Оказалось, и правда Колобов с августа до первой декады сентября пребывал в Рязани и исполнял должность учетчика на винном складе торгового дома «Панкратий Морозов с сыновьями» с месячным окладом в шестьдесят пять рублей. Это место он получил сразу после прибытия из Москвы в понедельник тринадцатого июля и служил до пятницы одиннадцатого сентября, покуда ему не отказали в должности за нерадивостью к службе и не рассчитали. Проживая в Рязани, Колобов снимал квартиру в меблирашках для приезжих по улице Семинарской недалеко от железнодорожного вокзала. Когда его рассчитали, он вернулся в Москву…
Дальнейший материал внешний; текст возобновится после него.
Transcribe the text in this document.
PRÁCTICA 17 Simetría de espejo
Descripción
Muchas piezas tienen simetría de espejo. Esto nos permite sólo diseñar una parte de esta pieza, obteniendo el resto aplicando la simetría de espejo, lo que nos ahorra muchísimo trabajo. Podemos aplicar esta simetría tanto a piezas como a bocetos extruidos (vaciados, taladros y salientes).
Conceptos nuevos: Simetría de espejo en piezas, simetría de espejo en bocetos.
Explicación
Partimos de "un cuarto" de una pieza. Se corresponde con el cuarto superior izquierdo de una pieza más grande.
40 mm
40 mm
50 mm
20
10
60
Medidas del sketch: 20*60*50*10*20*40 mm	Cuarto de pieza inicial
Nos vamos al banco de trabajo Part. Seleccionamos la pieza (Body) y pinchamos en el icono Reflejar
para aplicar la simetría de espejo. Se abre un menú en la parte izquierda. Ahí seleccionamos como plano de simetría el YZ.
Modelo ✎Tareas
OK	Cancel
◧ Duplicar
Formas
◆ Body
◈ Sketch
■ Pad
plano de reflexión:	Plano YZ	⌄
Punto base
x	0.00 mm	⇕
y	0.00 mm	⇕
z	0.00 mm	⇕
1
Об этом Василий Степанович доложил судебному следователю по особо важным делам Воловцову. А еще люди Стефанова узнали про Колобова и его житие в Москве много интересного, что помогло бы Воловцову прояснить его личность. Собранные об этом человеке данные были изложены на одиннадцати страницах отчета, который Василий Степанович передал Воловцову из рук в руки.
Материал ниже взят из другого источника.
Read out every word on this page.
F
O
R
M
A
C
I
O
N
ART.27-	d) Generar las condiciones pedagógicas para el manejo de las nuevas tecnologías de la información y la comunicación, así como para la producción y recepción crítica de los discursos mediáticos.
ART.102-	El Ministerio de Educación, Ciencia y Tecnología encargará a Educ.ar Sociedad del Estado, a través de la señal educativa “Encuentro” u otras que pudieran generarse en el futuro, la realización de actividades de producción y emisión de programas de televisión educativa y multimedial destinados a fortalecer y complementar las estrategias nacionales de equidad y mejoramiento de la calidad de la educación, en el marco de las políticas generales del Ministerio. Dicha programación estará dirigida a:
– Благодарствуйте, Василий Степанович, – искренне и с оттенком восхищения произнес Иван Федорович, принимая из рук Стефанова драгоценный отчет. – Вами была произведена поистине огромная работа.
– Ну что вы, – слегка порозовел Василий Степанович. – Такое нам не впервой.
– Ну а на словах что вы можете сказать об этом Колобове? – заинтересованно спросил Воловцов. – Вы же наверняка составили о нем свое мнение. Не поделитесь?
Старший чиновник особых поручений сыскного отделения Москвы думал недолго:
– Судя по всему, он душевно не здоров. По-человечески его жаль. Но он не из тех умалишенных, кто ходит по полицейским участкам и признается в громких убийствах, чтобы побыть какое-то время в центре внимания и тем самым потешить свое самомнение. – Немного помолчав, чиновник добавил, глядя прямо в глаза Воловцова: – Я бы не стал утверждать, что в Сретенской полицейской части он говорил неправду…
Отчет, составленный на одиннадцати рукописных страницах, к каковым были прикреплены копии дневниковых записей и писем, написанных рукою Колобова, и его фотографическая карточка, сделанная примерно год назад, начинался с момента рождения Ивана Александровича. Он появился на свет в тысяча восемьсот семьдесят восьмом году в семье Александра Васильевича Колобова, писаря, то есть мелкого канцелярского служителя, имеющего месячный оклад чуть более тридцати рублей. Матушка Ивана Колобова, Параскева Ильинична, в девичестве Холмогорова, была дочерью отставного унтер-офицера и, выходя замуж, принесла в семью в качестве приданого пару сарафанов, самотканые скатерку, простынь, две подушки и шаль Павловопосадской платочной мануфактуры.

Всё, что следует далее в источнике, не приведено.